Kimmy‘s first season made its share of missteps. A dull musical sequence, “Daddy’s Boy,” existed to make the unimaginative point that “Daddy” could refer to a father or a sex partner. And I’m unsurprised that Fey’s own extremely unsympathetic portrayal of Marcia Clark in the first season has come to be re-evaluated after The People v. O.J. Simpson suggested Clark was something more than a dunce, but the show basically got a free pass at the time. Sure, it was kind of funny, but it was humor by the “edgy” board game Cards Against Humanity: Clark was a target chosen without precision and fired at with heavy artillery. It didn’t, and doesn’t, sit well.
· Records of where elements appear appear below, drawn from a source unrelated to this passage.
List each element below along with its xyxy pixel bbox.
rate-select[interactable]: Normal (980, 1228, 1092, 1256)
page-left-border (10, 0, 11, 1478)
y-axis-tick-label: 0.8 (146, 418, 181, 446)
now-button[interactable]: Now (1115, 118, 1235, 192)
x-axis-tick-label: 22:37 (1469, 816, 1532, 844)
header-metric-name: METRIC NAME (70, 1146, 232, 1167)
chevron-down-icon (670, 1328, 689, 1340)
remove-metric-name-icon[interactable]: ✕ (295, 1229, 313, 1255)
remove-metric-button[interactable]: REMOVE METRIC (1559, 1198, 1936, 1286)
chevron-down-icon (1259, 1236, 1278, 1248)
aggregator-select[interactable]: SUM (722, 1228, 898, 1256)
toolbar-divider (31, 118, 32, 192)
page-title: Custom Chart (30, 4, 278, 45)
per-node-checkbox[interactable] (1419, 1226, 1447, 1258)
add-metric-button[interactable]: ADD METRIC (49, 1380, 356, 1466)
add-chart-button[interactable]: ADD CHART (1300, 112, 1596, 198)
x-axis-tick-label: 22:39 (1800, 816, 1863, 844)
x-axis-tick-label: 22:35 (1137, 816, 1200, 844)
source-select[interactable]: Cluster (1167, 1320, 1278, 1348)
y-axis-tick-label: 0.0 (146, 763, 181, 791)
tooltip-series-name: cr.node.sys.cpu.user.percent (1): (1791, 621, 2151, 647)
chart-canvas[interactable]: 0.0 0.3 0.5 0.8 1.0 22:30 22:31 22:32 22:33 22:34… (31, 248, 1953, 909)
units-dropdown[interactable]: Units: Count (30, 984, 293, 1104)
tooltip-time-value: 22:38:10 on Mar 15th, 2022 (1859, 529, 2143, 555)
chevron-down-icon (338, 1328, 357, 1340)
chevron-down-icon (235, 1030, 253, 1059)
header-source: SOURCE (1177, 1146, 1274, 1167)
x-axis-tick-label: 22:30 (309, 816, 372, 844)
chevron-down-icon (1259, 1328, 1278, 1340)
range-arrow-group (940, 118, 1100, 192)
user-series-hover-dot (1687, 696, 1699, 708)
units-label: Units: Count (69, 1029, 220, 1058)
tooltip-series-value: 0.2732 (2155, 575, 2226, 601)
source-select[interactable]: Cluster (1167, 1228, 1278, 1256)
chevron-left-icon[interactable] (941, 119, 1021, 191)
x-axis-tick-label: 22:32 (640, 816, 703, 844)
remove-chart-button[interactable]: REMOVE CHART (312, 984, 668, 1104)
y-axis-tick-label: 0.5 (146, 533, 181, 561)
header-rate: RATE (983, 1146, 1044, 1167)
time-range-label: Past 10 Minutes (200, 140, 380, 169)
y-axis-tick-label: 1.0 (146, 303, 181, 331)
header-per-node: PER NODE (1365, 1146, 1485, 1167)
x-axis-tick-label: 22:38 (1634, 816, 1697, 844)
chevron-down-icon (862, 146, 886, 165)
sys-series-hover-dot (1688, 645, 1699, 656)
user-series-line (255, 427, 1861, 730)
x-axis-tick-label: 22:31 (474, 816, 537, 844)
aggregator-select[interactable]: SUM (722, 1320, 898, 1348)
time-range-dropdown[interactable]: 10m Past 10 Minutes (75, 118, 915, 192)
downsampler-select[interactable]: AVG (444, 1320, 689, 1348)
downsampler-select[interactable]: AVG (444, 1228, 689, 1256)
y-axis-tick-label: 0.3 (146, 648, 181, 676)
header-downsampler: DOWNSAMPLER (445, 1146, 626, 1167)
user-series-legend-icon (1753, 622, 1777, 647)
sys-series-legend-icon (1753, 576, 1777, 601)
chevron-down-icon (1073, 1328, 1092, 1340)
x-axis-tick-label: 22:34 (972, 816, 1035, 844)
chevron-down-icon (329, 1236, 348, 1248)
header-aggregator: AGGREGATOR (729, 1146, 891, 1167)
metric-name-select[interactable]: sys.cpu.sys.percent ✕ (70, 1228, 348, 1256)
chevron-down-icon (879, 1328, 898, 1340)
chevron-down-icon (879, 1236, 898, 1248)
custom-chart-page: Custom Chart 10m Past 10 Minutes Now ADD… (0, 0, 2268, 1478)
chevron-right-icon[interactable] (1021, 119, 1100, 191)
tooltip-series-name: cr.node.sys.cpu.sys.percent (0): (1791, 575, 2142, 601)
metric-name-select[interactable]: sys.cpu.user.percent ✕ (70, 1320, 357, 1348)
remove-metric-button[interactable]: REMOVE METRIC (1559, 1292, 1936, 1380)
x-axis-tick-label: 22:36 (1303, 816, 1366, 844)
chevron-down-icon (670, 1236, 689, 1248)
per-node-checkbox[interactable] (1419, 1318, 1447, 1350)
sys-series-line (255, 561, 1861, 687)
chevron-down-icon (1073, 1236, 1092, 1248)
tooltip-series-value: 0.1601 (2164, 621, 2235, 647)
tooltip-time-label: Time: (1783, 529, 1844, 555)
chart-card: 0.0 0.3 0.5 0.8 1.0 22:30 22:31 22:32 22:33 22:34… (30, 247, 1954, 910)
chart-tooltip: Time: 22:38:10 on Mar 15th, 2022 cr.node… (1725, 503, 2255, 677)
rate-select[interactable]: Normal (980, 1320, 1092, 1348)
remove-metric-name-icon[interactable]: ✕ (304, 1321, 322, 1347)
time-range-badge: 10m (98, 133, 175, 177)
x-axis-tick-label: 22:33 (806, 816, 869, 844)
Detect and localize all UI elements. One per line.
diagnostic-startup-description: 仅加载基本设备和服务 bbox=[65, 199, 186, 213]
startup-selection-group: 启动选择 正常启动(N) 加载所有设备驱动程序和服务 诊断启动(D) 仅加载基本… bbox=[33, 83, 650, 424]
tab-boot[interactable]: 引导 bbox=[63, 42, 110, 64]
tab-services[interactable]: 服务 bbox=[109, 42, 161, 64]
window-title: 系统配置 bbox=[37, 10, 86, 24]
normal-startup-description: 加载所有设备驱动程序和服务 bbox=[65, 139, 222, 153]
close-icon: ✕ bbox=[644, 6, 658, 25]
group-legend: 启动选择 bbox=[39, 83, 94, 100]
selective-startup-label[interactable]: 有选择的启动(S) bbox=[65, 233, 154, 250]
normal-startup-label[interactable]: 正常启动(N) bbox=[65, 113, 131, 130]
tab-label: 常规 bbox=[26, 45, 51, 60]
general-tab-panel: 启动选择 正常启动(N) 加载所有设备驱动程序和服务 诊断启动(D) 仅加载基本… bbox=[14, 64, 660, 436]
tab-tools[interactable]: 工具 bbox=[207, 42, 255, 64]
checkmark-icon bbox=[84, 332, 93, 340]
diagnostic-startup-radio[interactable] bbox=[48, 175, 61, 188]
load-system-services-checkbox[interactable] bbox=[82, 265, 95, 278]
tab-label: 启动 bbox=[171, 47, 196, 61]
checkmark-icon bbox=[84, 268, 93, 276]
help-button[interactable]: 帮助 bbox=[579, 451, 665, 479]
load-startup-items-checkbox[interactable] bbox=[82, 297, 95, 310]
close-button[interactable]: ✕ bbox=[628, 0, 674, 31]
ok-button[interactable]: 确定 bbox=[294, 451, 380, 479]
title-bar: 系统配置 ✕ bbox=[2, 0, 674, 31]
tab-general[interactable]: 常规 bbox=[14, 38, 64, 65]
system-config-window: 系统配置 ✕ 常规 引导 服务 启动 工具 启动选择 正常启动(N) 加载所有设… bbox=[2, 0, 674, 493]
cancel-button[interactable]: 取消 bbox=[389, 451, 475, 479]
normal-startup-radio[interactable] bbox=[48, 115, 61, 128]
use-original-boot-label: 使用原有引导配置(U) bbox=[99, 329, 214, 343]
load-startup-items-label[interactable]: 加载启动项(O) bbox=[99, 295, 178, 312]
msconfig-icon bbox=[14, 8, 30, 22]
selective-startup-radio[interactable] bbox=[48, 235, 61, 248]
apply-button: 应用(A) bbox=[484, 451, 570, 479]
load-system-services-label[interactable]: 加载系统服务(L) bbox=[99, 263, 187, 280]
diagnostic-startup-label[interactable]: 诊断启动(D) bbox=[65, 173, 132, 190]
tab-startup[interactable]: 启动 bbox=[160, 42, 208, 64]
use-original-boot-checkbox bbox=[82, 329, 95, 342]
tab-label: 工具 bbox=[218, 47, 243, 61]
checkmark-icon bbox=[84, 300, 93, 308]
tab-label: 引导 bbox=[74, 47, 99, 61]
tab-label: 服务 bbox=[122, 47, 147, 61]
This season’s equivalent is a version of Robert Durst played by Fred Armisen, who doesn’t really say anything funny but certainly does remind us that Robert Durst is a weirdo who probably killed someone. He’s a litmus test: Think this isn’t funny? Then you are humorless. The second season isn’t just doubling down on a say-everything ethos that loses sight of character and plot in favor of being daring. It’s an elaborate defense of itself. Apologies may be the enemy of comedy. But demanding an apology as the price of admission is hardly much funnier.
Correction: The original version of this story incorrectly described Kimono You Didn’t. It is a one-man show.